Section 2(19) of the Endowments Act, 1987 “prescribed” to mean that prescribed by Rules made by the Government under the Act. 19. The relevant Rules for appointment of trustees are the Appointment of Trustee Rules 1987. Rule 6 states that the competent authority, before appointing trustees, shall cause verification of the antecedents in case of those applications received in pursuance of the notification issued under sub-rule (1) of Rule 4. 20. Two consequences flow from Rule 6 of the Rules. Firstly, this Rule is not applicable for recognition of a member of the founder family by the appointing authority. Secondly, non-conduct of a verification procedure unilaterally is not fatal to the process of the recognition of the 6th respondent as a member of the founder family. Secondly, the said provision requiring verification of antecedents, before appointing a person as a trustee, would apply only to the cases where applications are sought under the Rules and trustees are appointed to a nonhereditary board of trust.
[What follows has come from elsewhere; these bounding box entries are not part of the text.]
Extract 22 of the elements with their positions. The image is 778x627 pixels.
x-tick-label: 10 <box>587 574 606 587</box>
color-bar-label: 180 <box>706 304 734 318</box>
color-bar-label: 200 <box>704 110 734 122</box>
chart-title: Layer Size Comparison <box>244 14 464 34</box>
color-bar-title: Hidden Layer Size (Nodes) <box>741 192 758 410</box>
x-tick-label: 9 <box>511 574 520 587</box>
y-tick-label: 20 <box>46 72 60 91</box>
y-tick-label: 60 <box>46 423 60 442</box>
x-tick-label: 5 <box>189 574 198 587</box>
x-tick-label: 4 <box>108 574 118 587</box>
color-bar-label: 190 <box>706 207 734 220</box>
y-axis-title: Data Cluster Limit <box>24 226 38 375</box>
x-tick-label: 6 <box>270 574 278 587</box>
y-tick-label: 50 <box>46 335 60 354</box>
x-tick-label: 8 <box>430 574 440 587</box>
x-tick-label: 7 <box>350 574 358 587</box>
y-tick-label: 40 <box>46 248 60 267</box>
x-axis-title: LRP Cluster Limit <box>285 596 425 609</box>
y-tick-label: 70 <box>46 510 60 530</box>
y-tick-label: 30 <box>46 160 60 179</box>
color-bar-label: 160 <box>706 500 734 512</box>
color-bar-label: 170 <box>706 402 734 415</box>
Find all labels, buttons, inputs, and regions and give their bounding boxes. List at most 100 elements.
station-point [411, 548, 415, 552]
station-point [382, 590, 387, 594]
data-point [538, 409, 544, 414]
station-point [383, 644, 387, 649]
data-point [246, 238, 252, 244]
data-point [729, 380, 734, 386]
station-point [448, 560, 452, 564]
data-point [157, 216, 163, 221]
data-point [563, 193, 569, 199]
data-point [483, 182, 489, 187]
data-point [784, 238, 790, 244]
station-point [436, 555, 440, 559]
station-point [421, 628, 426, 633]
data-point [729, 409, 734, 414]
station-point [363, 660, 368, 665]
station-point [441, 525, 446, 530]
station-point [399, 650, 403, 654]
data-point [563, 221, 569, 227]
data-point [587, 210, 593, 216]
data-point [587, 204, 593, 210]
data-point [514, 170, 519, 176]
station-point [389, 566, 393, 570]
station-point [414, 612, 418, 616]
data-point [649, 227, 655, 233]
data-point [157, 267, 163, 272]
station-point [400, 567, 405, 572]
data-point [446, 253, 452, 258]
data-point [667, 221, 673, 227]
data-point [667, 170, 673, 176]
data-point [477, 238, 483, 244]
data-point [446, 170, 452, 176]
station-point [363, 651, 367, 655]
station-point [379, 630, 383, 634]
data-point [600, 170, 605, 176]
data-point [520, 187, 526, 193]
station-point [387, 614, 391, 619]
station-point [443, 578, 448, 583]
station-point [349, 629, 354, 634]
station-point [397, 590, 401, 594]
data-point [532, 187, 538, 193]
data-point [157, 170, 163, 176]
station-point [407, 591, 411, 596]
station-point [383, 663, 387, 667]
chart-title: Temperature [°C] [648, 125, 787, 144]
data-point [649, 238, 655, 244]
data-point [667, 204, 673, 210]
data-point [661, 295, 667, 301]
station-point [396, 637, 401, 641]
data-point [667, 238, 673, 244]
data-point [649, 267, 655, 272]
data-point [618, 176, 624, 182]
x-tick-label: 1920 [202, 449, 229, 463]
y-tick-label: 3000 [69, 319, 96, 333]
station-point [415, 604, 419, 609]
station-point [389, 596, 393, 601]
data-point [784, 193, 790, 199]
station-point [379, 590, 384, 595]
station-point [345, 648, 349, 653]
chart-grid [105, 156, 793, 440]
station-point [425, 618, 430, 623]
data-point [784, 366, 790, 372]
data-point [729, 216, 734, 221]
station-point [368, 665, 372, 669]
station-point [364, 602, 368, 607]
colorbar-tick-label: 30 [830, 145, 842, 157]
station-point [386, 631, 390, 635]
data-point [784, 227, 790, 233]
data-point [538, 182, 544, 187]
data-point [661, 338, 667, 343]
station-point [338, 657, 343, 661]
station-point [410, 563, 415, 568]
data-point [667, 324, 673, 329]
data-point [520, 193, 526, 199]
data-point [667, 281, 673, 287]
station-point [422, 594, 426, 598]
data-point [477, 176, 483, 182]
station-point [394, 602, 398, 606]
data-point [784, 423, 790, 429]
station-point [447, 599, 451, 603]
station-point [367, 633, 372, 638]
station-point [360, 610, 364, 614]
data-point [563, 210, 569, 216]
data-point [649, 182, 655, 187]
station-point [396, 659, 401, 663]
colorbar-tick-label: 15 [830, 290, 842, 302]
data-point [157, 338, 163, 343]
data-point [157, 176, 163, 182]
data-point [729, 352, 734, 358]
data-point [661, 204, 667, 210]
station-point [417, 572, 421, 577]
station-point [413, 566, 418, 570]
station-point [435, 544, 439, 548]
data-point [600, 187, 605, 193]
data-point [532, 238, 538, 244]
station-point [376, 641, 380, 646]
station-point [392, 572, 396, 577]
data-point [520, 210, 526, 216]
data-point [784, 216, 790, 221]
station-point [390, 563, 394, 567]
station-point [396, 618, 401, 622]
This Rule would not be applicable to the members of the founder family, who are being appointed as a sole trustee or as secretary of the 5th respondent-charity or in the case of the 6th respondent, who is being appointed as a secretary of the 5th respondent-charity. 21. The appointment of the 6th respondent cannot be set aside on the ground of any violation of the provisions of the Act or Rules. In these circumstances, there are no merits in the writ petition. 22. Accordingly, the writ petition is dismissed. There shall be no order as to costs. As a sequel, pending miscellaneous petitions, if any, shall stand closed.